The Jugum Penis
The Jugum Penis
was intended to cure "spermatorrhoea", a Victorian-era name for
nocturnal emissions. The device was fashioned out of a metal ring, which
would fit at the base of the penis and was attached with a clip.
Sylvester Graham was a Victorian philosophy that was the
antithesis of the 20th century's “Playboy philosophy”: if it feels good, Graham
might have said, don't do it! Those who did do it, who ate meat, drank whisky,
or chewed tobacco, were condemned to suffer stimulation-induced inflammation in
the immediately affected organ that could pass through the nervous system to
all other parts of the body. Because sex was the most stimulating activity of all
(even Graham knew that), it was considered the most dangerous. Some forms of
sex, nevertheless, were more dangerous than others. Least risky was the marital
variety, the form established by the Creator for replenishing the earth. If
enjoyed no more than once a month, connubial commerce was free of threat—so
long as the partners were young and in robust health. There was such a thing as
“marital excess,” and it led to injury. Even so, it entailed less danger than
the “social vice” of premarital or extramarital sex. Lest his readers foolishly
suppose that 1 orgasm was much like another, Graham reminded them that adultery
involved additional excitements.
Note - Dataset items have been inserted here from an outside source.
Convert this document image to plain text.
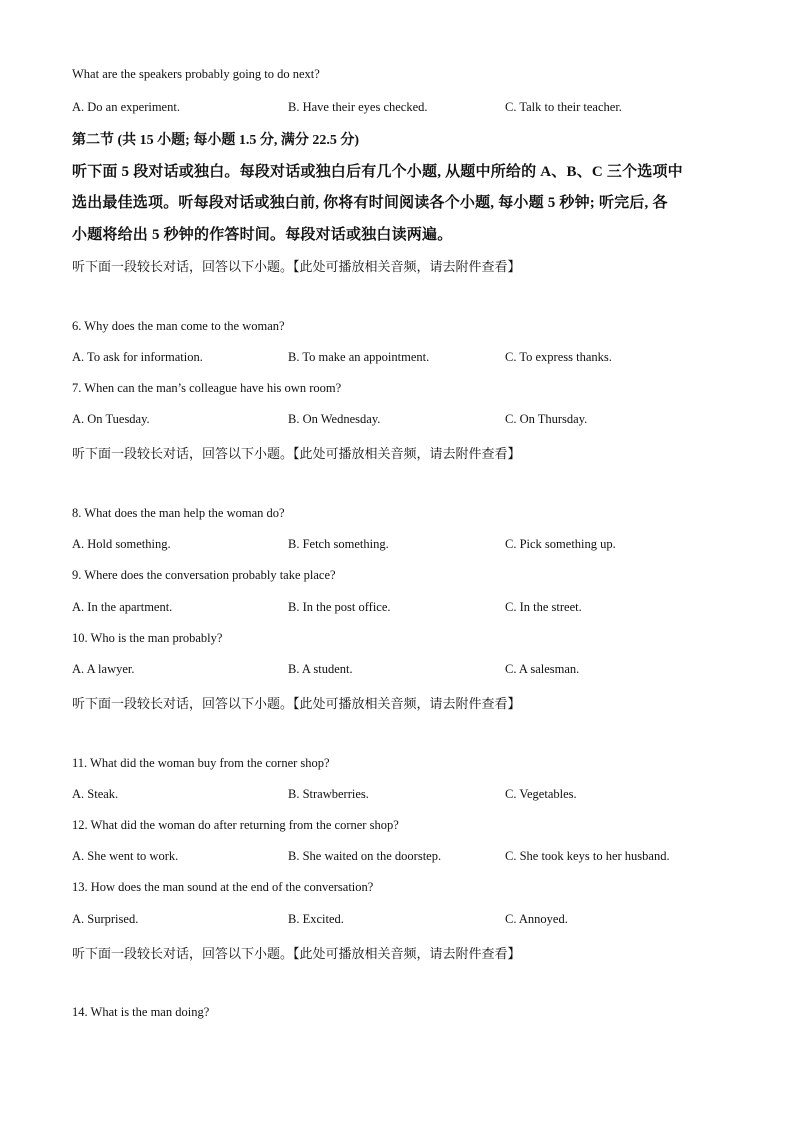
What are the speakers probably going to do next?
A. Do an experiment.	B. Have their eyes checked.	C. Talk to their teacher.
第二节 (共 15 小题; 每小题 1.5 分, 满分 22.5 分)
听下面 5 段对话或独白。每段对话或独白后有几个小题, 从题中所给的 A、B、C 三个选项中
选出最佳选项。听每段对话或独白前, 你将有时间阅读各个小题, 每小题 5 秒钟; 听完后, 各
小题将给出 5 秒钟的作答时间。每段对话或独白读两遍。
听下面一段较长对话，回答以下小题。【此处可播放相关音频，请去附件查看】
6. Why does the man come to the woman?
A. To ask for information.	B. To make an appointment.	C. To express thanks.
7. When can the man’s colleague have his own room?
A. On Tuesday.	B. On Wednesday.	C. On Thursday.
听下面一段较长对话，回答以下小题。【此处可播放相关音频，请去附件查看】
8. What does the man help the woman do?
A. Hold something.	B. Fetch something.	C. Pick something up.
9. Where does the conversation probably take place?
A. In the apartment.	B. In the post office.	C. In the street.
10. Who is the man probably?
A. A lawyer.	B. A student.	C. A salesman.
听下面一段较长对话，回答以下小题。【此处可播放相关音频，请去附件查看】
11. What did the woman buy from the corner shop?
A. Steak.	B. Strawberries.	C. Vegetables.
12. What did the woman do after returning from the corner shop?
A. She went to work.	B. She waited on the doorstep.	C. She took keys to her husband.
13. How does the man sound at the end of the conversation?
A. Surprised.	B. Excited.	C. Annoyed.
听下面一段较长对话，回答以下小题。【此处可播放相关音频，请去附件查看】
14. What is the man doing?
Both in the violation of a social taboo and
the prolonged anticipation and final realization of coupling with a new body,
one experienced stimulation far beyond anything to be found in the marital bed;
to Graham's mind, the great virtue of marital sex was that it so soon became
boring.
Far more treacherous was the “solitary vice,” masturbation,
which had been thought of as somewhat less rousing than the real thing. Graham,
however, pointed out that as a solitary activity, the practice of masturbation
was likely to start at an earlier age and to occur more often than partnered
sex. Most important, the lack of a partner meant resorting to fantasy and the
conjuring of erotic scenes and lewd images that surely stirred the brain to a
fever pitch. (By this analysis, lusting in the heart was physiologically
equivalent to lusting in the flesh.) Because the brain's inflamed state could
be transmitted to any organ or tissue of the body through the nervous system,
all manner of disease could follow. But with sexual solitaire, the climax—rather
the culmination—was insanity:
“This general mental decay,” Graham warned,
“continues with the continued abuses, till the wretched transgressor sinks into
a miserable fatuity, and finally becomes a confirmed and degraded idiot, whose
deeply sunken and vacant glassy eye, and livid, shriveled countenance, and
ulcerous, toothless gums, and fetid breath, and feeble broken voice, and
emaciated and dwarfish and crooked body, and almost hairless head—covered,
perhaps, with suppurating blisters and running sores—denote a premature old
age—a blighted body—and a ruined soul!” Graham S. A Lecture to Young Men on Chastity. Providence, RI: Weeden and
Cory; 1834. (pp.25-26)
Yes, Dr. Sylvester Graham created Graham crackers to help stop masturbation.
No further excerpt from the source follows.